The three heads of Jhaloth regarded each other with a mixture of anger, misery and glee; anger that this travesty had happened, misery that Ghor-Tiln had initiated it, glee that they were about to have a good reason for shooting Frzz-Tlarr... which they did!

There is nothing fair about life in Hell.

************************************************** *****

There is also nothing fair about ending a story without a conclusion, and that is just what I’ve done here. I got a bit carried away with detailing the breakfast regimen of Jhaloth rather than writing an introduction to the explaining of some peculiarities inherent of Tzal-Toalth, which had been my original intent.

I shall, in due course, present my findings on the peculiarities inherent of Tzal-Toalth, but in the meantime, you should be aware that, although Frzz-Tlarr was shot, he didn’t die. This is because Frzz-Tlarr is a homunculus, a manufactured creature of magical origin that can simply be re-animated with the replacing of the necessary parts.

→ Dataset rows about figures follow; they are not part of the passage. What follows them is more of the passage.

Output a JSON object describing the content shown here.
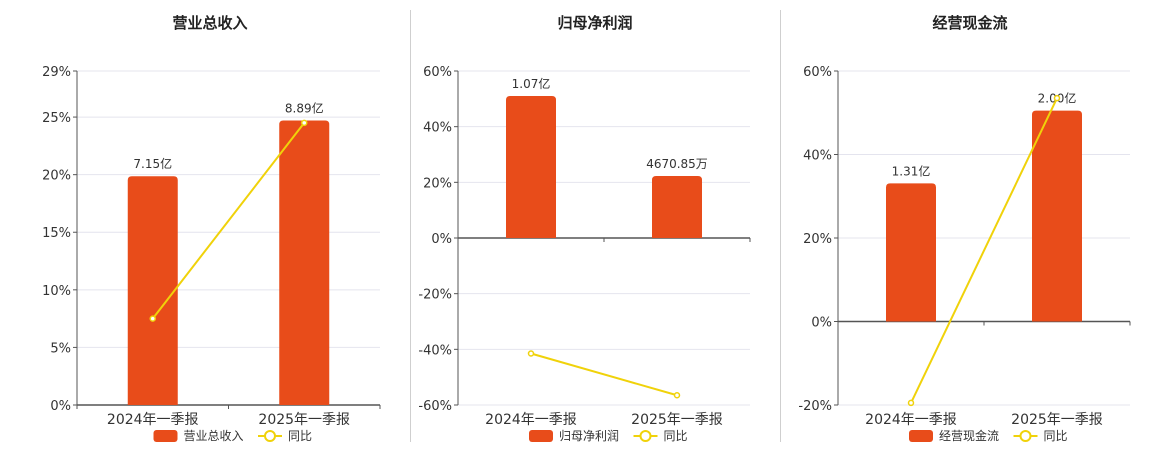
{
  "chart_data": [
    {
      "type": "bar+line",
      "title": "营业总收入",
      "categories": [
        "2024年一季报",
        "2025年一季报"
      ],
      "bar_series": {
        "name": "营业总收入",
        "values": [
          7.15,
          8.89
        ],
        "labels": [
          "7.15亿",
          "8.89亿"
        ],
        "unit": "亿"
      },
      "line_series": {
        "name": "同比",
        "values": [
          7.5,
          24.5
        ]
      },
      "y_axis": {
        "ticks": [
          "0%",
          "5%",
          "10%",
          "15%",
          "20%",
          "25%",
          "29%"
        ],
        "min": 0,
        "max": 29
      },
      "legend": [
        "营业总收入",
        "同比"
      ],
      "grid": true,
      "legend_position": "bottom"
    },
    {
      "type": "bar+line",
      "title": "归母净利润",
      "categories": [
        "2024年一季报",
        "2025年一季报"
      ],
      "bar_series": {
        "name": "归母净利润",
        "values": [
          1.07,
          0.467085
        ],
        "labels": [
          "1.07亿",
          "4670.85万"
        ],
        "unit": "亿"
      },
      "line_series": {
        "name": "同比",
        "values": [
          -41.5,
          -56.5
        ]
      },
      "y_axis": {
        "ticks": [
          "-60%",
          "-40%",
          "-20%",
          "0%",
          "20%",
          "40%",
          "60%"
        ],
        "min": -60,
        "max": 60
      },
      "legend": [
        "归母净利润",
        "同比"
      ],
      "grid": true,
      "legend_position": "bottom"
    },
    {
      "type": "bar+line",
      "title": "经营现金流",
      "categories": [
        "2024年一季报",
        "2025年一季报"
      ],
      "bar_series": {
        "name": "经营现金流",
        "values": [
          1.31,
          2.0
        ],
        "labels": [
          "1.31亿",
          "2.00亿"
        ],
        "unit": "亿"
      },
      "line_series": {
        "name": "同比",
        "values": [
          -19.5,
          53.5
        ]
      },
      "y_axis": {
        "ticks": [
          "-20%",
          "0%",
          "20%",
          "40%",
          "60%"
        ],
        "min": -20,
        "max": 60
      },
      "legend": [
        "经营现金流",
        "同比"
      ],
      "grid": true,
      "legend_position": "bottom"
    }
  ],
  "colors": {
    "bar": "#e84c1a",
    "line": "#f0d20a",
    "grid": "#e4e4ee",
    "axis": "#555555",
    "text": "#333333"
  }
}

In effect, that is as close to "A Happy Ending" as you will find in any story that takes place in Hell.

Young Ned
06-28-2009, 08:26 AM
Nice. I believe it's spelled "Interruptus", though...

Doolipalally
06-28-2009, 03:23 PM
I'm now looking forward to finding out which of Frzz-Tlarr's parts needed replacing!

zmflavius
06-28-2009, 09:43 PM
What about Tzal-Kagoth? For some reason, you can get it from the pumpkin in A Haunting in Durnsig and it purportedly once belonged to Jhaloth.

Taleria
07-15-2009, 11:25 AM
I'm now looking forward to finding out which of Frzz-Tlarr's parts needed replacing!

LOL! I'll rep you for that one. Thanks for the laugh.

@Badstench: Glad to see you're still writing fanfics. Your stories always put me in a thoughtful mood and your characters are so believable. I'll rep you as soon as I get my tenth post.

Elloria
07-19-2009, 06:58 AM
I was giggling for 10 minutes after reading this. Nicely done, Badstench.